In the United States, only 1 in 100 dads take more than four weeks off from work following a baby's birth. For comparison, about 50% of employed new mothers take the same time off to care for a new baby. In fact, working moms step out of work for an average of 10 weeks to care for a newborn.
There are, of course, many reasons more moms take family leave vs. dads. For starters, the physical components of giving birth, recuperating, and breast-feeding. I remember the day my first baby turned six weeks old. That Monday felt like the absolute earliest, physically, that my postpartum body could have managed work in addition to nighttime feedings and the exhaustion of early motherhood. And it was another six weeks before I actually managed to leave the house and get back to my desk.
Societal expectations that mom, not dad, will be an infant's primary caregiver, also weigh heavily on many couples. Some moms want to be their baby's fulltime commandant, protector and literal nurse. Sometimes the pressure to do so - plus the general chaos of early parenthood -- confuses what a new mom, and dad, really want. My husband had not held a baby until he held ours. I had two younger siblings and had been babysitting since I was 11. Parenthood, predictably, came more easily to me -- and rightly or wrongly, I felt far more qualified for the job. So, faced with the terrifying, seemingly impossible, task of keeping a helpless newborn alive, we both went with me as primary caregiver.
And then there's financial security -- someone needs to pay for all those diapers, right?

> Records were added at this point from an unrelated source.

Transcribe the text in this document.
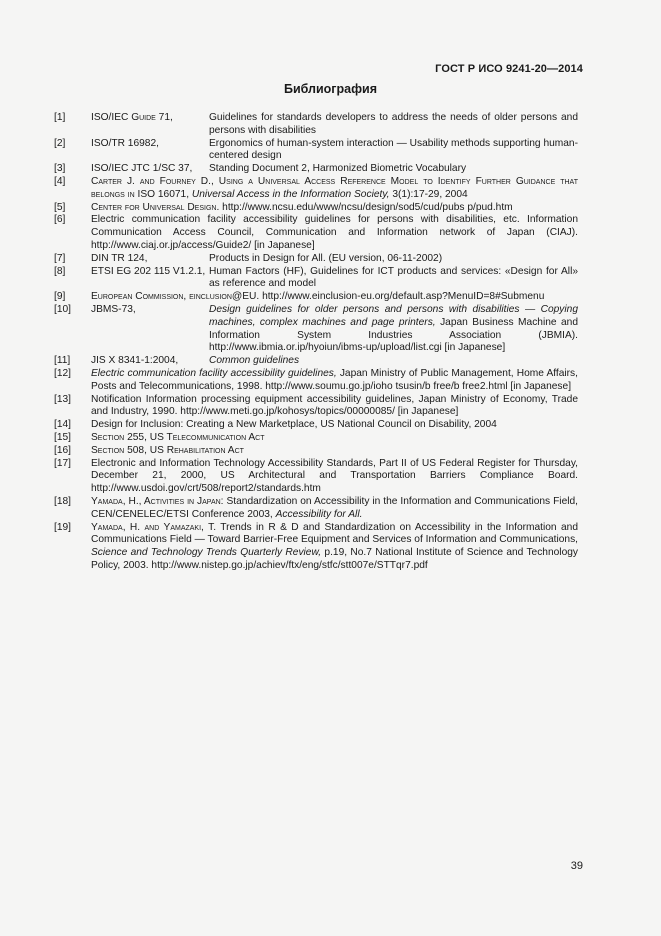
ГОСТ Р ИСО 9241-20—2014
Библиография
[1]	ISO/IEC Guide 71,	Guidelines for standards developers to address the needs of older persons and persons with disabilities
[2]	ISO/TR 16982,	Ergonomics of human-system interaction — Usability methods supporting human-centered design
[3]	ISO/IEC JTC 1/SC 37,	Standing Document 2, Harmonized Biometric Vocabulary
[4]	Carter J. and Fourney D., Using a Universal Access Reference Model to Identify Further Guidance that belongs in ISO 16071, Universal Access in the Information Society, 3(1):17-29, 2004
[5]	Center for Universal Design. http://www.ncsu.edu/www/ncsu/design/sod5/cud/pubs p/pud.htm
[6]	Electric communication facility accessibility guidelines for persons with disabilities, etc. Information Communication Access Council, Communication and Information network of Japan (CIAJ). http://www.ciaj.or.jp/access/Guide2/ [in Japanese]
[7]	DIN TR 124,	Products in Design for All. (EU version, 06-11-2002)
[8]	ETSI EG 202 115 V1.2.1, Human Factors (HF), Guidelines for ICT products and services: «Design for All» as reference and model
[9]	European Commission, einclusion@EU. http://www.einclusion-eu.org/default.asp?MenuID=8#Submenu
[10]	JBMS-73,	Design guidelines for older persons and persons with disabilities — Copying machines, complex machines and page printers, Japan Business Machine and Information System Industries Association (JBMIA). http://www.ibmia.or.ip/hyoiun/ibms-up/upload/list.cgi [in Japanese]
[11]	JIS X 8341-1:2004,	Common guidelines
[12]	Electric communication facility accessibility guidelines, Japan Ministry of Public Management, Home Affairs, Posts and Telecommunications, 1998. http://www.soumu.go.jp/ioho tsusin/b free/b free2.html [in Japanese]
[13]	Notification Information processing equipment accessibility guidelines, Japan Ministry of Economy, Trade and Industry, 1990. http://www.meti.go.jp/kohosys/topics/00000085/ [in Japanese]
[14]	Design for Inclusion: Creating a New Marketplace, US National Council on Disability, 2004
[15]	Section 255, US Telecommunication Act
[16]	Section 508, US Rehabilitation Act
[17]	Electronic and Information Technology Accessibility Standards, Part II of US Federal Register for Thursday, December 21, 2000, US Architectural and Transportation Barriers Compliance Board. http://www.usdoi.gov/crt/508/report2/standards.htm
[18]	Yamada, H., Activities in Japan: Standardization on Accessibility in the Information and Communications Field, CEN/CENELEC/ETSI Conference 2003, Accessibility for All.
[19]	Yamada, H. and Yamazaki, T. Trends in R & D and Standardization on Accessibility in the Information and Communications Field — Toward Barrier-Free Equipment and Services of Information and Communications, Science and Technology Trends Quarterly Review, p.19, No.7 National Institute of Science and Technology Policy, 2003. http://www.nistep.go.jp/achiev/ftx/eng/stfc/stt007e/STTqr7.pdf
39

Men often feel that fatherhood puts pressure on them to work more, not less. According to Joan Williams, director of the Center for WorkLife Law at the University of California Hastings College of the Law, “Until the 1970s, being a good father meant leaving home to be a good breadwinner.” But men’s roles, like women’s, are changing. “Now, many younger men, though not all, see being a good father as requiring involvement in children’s daily lives and activities,” says Williams.
In California, the vanguard for so much of American social change, acceptance of dads as caregivers is growing. In 2004, California started offering dads six weeks of paid leave to care for a child or sick relative. The government program pays dads out of small deductions from employee paychecks. California dads now account for one-third of all paid leaves. It has become acceptable -- perhaps even de rigeur in some circles-- for dads to take paternity leave in California. One reason fathers in California appear to be embracing the paid-leave program, work-life guru Williams explains, is that it allows them to “live up to this new ideal as day-to-day nurturer and keep their old role as providers.”